Fuga de três internos ligados ao crime organizado mobiliza forças de segurança e reacende críticas do sindicato a falhas estruturais e baixo efetivo na unidade.
Campo Grande — A fuga de três detentos do Centro Penal Agroindustrial da Gameleira, na capital sul-mato-grossense, ocorrida na madrugada desta segunda-feira (20), voltou a colocar em evidência as vulnerabilidades estruturais do sistema penitenciário de Mato Grosso do Sul. Entre os foragidos está Ítalo de Moraes, apontado pelas autoridades como integrante de uma organização criminosa e sobrinho de José Cláudio Arantes, o "Tio Arantes", uma das principais lideranças do Primeiro Comando da Capital (PCC) no estado.
Conforme informações preliminares, a ação teria contado com o apoio externo de cerca de seis homens, que invadiram a unidade prisional após cortarem o alambrado e romperem cadeados até alcançarem a cela disciplinar onde Ítalo estava custodiado. Além dele, escaparam Thiago Pereira Costa e Bruno Araújo da Silva.
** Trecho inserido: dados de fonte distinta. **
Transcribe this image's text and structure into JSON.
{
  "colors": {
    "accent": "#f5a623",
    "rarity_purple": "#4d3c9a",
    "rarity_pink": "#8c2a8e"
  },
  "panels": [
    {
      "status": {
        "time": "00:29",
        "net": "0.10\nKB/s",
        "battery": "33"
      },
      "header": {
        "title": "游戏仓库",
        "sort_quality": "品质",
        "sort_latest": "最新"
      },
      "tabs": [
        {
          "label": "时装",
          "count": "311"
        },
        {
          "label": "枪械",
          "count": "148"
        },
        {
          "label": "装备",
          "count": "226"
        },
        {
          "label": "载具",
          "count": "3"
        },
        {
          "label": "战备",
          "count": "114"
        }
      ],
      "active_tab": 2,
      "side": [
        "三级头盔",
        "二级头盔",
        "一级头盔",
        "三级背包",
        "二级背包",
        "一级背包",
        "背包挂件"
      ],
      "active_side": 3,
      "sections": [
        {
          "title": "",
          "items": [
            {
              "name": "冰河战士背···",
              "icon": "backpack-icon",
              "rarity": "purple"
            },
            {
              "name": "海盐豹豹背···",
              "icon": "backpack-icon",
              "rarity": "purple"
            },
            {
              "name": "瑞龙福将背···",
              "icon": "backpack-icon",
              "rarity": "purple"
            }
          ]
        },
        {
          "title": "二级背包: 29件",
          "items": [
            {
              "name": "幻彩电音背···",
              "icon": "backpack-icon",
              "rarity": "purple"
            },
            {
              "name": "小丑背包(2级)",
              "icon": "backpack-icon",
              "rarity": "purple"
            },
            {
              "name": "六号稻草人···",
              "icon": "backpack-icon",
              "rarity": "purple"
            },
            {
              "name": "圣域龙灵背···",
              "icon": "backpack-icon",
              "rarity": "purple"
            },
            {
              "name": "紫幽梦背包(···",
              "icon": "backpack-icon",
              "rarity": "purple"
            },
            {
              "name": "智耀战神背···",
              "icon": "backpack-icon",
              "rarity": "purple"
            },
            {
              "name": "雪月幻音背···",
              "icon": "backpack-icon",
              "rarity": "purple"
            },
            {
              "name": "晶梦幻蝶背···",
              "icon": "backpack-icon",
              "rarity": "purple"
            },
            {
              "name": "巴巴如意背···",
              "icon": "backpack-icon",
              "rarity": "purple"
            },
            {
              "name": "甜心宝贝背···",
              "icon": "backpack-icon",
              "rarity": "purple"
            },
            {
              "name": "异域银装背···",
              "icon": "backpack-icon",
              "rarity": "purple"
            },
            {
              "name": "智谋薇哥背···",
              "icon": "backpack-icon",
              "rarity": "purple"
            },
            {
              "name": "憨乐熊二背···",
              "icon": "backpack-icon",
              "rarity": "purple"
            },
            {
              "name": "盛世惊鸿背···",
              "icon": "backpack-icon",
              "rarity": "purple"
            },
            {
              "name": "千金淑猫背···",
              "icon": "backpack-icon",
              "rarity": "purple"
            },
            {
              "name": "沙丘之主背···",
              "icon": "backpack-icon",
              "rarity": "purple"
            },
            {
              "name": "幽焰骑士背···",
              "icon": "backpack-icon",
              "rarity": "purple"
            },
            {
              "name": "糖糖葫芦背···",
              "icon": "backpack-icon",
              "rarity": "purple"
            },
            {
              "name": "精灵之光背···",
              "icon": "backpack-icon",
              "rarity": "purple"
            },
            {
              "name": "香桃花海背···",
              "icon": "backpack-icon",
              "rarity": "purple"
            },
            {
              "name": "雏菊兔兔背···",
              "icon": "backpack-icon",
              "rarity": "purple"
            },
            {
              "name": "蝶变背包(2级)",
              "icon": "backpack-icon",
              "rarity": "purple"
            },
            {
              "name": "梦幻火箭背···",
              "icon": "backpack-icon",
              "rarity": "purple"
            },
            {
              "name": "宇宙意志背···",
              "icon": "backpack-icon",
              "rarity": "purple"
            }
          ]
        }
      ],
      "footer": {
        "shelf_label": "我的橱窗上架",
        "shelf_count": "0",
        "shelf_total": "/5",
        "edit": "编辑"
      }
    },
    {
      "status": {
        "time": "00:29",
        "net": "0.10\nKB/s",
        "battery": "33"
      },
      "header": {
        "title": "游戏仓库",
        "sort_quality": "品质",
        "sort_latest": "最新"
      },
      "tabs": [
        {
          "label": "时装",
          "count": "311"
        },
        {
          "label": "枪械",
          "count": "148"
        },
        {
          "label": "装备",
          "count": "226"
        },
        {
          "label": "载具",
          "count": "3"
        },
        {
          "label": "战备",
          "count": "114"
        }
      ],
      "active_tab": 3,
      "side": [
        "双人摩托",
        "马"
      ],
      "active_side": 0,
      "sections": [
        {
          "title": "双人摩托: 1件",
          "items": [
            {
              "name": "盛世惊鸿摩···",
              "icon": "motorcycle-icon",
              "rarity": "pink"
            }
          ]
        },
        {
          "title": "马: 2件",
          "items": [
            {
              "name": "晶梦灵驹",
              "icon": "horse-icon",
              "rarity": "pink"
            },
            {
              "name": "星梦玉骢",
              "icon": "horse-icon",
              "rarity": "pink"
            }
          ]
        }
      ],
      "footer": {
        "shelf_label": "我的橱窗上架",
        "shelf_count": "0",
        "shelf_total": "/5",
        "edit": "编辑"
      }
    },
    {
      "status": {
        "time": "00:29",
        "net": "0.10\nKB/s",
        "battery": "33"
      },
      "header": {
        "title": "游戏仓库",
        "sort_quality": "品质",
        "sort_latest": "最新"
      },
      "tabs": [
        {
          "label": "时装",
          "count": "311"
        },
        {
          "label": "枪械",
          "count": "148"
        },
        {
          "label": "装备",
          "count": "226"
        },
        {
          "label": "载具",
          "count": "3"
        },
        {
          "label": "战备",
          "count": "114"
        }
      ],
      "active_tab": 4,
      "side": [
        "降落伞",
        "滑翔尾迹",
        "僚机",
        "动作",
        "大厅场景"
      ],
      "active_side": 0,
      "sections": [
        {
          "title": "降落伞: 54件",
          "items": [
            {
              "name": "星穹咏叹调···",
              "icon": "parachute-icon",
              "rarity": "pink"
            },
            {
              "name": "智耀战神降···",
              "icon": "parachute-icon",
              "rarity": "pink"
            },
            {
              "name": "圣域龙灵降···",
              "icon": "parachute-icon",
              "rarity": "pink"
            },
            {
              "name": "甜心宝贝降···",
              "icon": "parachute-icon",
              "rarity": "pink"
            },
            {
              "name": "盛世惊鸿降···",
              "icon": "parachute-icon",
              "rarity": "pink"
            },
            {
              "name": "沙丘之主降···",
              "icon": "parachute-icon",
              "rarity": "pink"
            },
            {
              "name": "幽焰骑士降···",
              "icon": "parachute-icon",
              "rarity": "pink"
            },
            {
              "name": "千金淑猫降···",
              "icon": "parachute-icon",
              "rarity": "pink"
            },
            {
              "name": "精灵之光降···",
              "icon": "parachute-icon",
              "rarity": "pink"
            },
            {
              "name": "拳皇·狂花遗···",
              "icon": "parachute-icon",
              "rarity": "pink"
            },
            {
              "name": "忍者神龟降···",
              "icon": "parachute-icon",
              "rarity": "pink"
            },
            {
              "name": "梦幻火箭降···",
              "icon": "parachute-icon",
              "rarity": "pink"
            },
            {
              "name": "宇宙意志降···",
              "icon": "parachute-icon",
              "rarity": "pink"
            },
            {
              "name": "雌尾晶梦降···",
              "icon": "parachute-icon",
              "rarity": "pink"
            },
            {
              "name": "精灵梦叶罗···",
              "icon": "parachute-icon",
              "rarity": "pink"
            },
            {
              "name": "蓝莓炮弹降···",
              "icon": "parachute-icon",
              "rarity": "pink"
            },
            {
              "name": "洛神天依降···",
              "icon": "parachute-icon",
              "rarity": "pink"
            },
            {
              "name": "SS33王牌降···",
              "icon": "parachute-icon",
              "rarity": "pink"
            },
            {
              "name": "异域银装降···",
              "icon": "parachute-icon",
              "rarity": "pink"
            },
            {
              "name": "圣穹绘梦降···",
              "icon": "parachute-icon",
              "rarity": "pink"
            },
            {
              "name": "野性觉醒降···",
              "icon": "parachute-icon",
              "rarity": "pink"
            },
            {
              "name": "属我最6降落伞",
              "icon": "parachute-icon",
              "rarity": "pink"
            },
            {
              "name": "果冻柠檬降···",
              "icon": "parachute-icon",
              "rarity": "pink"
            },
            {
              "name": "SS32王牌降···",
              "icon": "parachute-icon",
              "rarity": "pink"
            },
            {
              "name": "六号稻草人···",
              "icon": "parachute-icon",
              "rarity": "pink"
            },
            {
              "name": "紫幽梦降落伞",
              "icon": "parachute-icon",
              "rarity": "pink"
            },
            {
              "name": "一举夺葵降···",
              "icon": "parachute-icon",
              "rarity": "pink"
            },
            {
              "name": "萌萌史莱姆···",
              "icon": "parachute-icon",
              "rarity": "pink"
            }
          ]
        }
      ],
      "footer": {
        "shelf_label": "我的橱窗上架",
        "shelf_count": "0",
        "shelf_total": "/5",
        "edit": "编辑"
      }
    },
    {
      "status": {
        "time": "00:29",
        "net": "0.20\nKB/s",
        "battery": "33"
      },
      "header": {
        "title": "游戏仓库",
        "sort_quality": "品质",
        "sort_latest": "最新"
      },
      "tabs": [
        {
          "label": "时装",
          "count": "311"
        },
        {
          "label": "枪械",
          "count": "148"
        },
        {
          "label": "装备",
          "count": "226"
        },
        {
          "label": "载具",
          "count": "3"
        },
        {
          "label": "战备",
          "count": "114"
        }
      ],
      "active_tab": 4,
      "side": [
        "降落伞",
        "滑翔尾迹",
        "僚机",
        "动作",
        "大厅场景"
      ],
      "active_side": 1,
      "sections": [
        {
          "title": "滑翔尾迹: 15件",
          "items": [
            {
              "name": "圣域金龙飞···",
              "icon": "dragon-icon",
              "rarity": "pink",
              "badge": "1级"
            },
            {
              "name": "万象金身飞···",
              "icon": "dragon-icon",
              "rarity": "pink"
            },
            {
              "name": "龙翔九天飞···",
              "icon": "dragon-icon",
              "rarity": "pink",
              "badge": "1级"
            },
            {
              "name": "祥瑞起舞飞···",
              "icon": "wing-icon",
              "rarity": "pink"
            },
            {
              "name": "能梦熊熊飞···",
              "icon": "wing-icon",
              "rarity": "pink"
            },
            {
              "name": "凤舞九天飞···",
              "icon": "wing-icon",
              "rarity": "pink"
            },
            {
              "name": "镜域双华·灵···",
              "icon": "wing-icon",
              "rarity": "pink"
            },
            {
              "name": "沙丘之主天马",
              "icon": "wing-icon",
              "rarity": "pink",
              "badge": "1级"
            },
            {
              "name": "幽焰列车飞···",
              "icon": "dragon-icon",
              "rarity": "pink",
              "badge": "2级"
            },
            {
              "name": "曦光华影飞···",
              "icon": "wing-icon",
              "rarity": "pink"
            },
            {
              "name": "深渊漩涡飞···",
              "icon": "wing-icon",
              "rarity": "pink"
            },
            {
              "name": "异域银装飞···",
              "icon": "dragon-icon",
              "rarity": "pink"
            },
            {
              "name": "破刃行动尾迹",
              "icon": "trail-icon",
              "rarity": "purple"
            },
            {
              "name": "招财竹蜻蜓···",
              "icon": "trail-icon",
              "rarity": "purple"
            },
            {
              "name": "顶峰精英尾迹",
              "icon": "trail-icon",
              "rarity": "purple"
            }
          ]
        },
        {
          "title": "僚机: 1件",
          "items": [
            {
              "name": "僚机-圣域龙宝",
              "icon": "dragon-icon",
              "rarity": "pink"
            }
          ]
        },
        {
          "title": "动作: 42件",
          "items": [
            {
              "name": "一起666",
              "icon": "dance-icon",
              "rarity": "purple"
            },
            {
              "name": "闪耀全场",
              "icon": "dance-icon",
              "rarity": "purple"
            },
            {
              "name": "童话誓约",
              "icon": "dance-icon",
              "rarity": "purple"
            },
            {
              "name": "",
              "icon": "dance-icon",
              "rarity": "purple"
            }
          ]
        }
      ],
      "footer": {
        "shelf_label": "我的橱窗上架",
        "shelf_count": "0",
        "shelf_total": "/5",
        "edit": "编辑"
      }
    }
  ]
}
As forças de segurança instauraram buscas na região imediatamente após a confirmação da fuga.
O histórico de Ítalo de Moraes inclui uma prisão em 2018 por participação no ataque a caixas eletrônicos do Banco do Brasil no Parque de Exposições Laucídio Coelho, em Campo Grande. Na oportunidade, investigações do Grupo Armado de Repressão a Roubos, Assaltos e Sequestros (Garras) indicaram que ele atuava como elo da quadrilha chefiada por seu tio, em um roubo que movimentou cerca de R$ 118 mil. Posteriormente, o detento voltou a ser preso com documentos falsos e autuado por tráfico de drogas e associação criminosa.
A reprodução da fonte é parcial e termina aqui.